ACMS Abstracts: Spring 2019
Jerry Zhu (University of Wisconsin-Madison, CS)
Machine Teaching: Optimal Control of Machine Learning
As machine learning is increasingly adopted in science and engineering, it becomes important to take a higher level view where the machine learner is only one of the agents in a multi-agent system. Other agents may have an incentive to control the learner. As examples, in adversarial machine learning an attacker can poison the training data to manipulate the model the learner learns; in education a teacher can optimize the curriculum to enhance student (modeled as a computational learning algorithm) performance. Machine teaching is optimal control theory applied to machine learning: the plant is the learner, the state is the learned model, and the control is the training data. In this talk I survey the mathematical foundation of machine teaching and the new research frontiers opened up by this confluence of machine learning and control theory.
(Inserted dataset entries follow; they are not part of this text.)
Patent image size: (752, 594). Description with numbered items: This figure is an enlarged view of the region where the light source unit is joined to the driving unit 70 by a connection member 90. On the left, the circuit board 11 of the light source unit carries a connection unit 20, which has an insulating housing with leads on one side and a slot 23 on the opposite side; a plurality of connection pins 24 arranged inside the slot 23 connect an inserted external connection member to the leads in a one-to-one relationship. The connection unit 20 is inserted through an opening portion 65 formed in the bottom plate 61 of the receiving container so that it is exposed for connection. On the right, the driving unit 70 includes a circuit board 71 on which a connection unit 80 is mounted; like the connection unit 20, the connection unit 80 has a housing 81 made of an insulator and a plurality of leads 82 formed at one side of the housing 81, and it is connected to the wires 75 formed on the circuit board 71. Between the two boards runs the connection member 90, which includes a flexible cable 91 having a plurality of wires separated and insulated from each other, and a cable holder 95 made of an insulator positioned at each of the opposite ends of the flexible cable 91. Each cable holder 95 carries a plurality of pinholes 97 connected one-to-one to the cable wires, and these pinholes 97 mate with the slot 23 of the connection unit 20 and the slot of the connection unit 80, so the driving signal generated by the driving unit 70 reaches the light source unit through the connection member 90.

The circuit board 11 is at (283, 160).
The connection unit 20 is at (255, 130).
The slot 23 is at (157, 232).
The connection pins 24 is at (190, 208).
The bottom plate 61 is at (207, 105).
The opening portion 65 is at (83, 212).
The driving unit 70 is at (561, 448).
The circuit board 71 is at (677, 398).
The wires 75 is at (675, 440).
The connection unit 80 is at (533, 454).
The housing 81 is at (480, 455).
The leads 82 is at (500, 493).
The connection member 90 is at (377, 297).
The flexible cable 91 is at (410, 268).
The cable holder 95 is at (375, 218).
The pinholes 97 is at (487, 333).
Abhishek Deshpande (UW-Madison, math)
Switches in chemical and biological networks
Switches are ubiquitous in both chemical and biological circuits. We explore the behaviour of autocatalytic switches in the context of the persistence conjecture. We show that networks without autocatalytic switches are persistent. The notion of a “critical siphon” forms the connecting link between autocatalysis and persistence. The talk will expand upon this connection.
Swtiches are also relevant from a biological perspective. We show that catalytic switches help in reducing retroactivity - the back effect on the upstream system when connected to the downstream system. In addition, for certain catalytic networks like the push-pull motif, high rates of energy consumption are not required to attenuate retroactivity. One can accomplish this by reducing the coupling to the push-pull motif. However, this reduction in coupling is not robust to cross-talk caused by leak reactions.
Amy Cochran (UW-Madison, math and medical school)
A model of online latent state learning'
Researchers are increasingly interested in how humans perform a structured form of learning known as latent-state inferences. Latent state inferences refer to someone's ability to weigh competing hypotheses about one’s environment. Critically, this type of learning can help explain behavior and neural activity important to cognitive neuroscience and psychiatry. In this talk, I will first present a model of latent state learning that uses online, or recursive, updates. I will also discuss open questions related to this topic in hopes of generating discussion. Ultimately, I would like to engage students interested in the emerging area of computational psychiatry, as I will be joining the math department as an assistant professor in the Fall.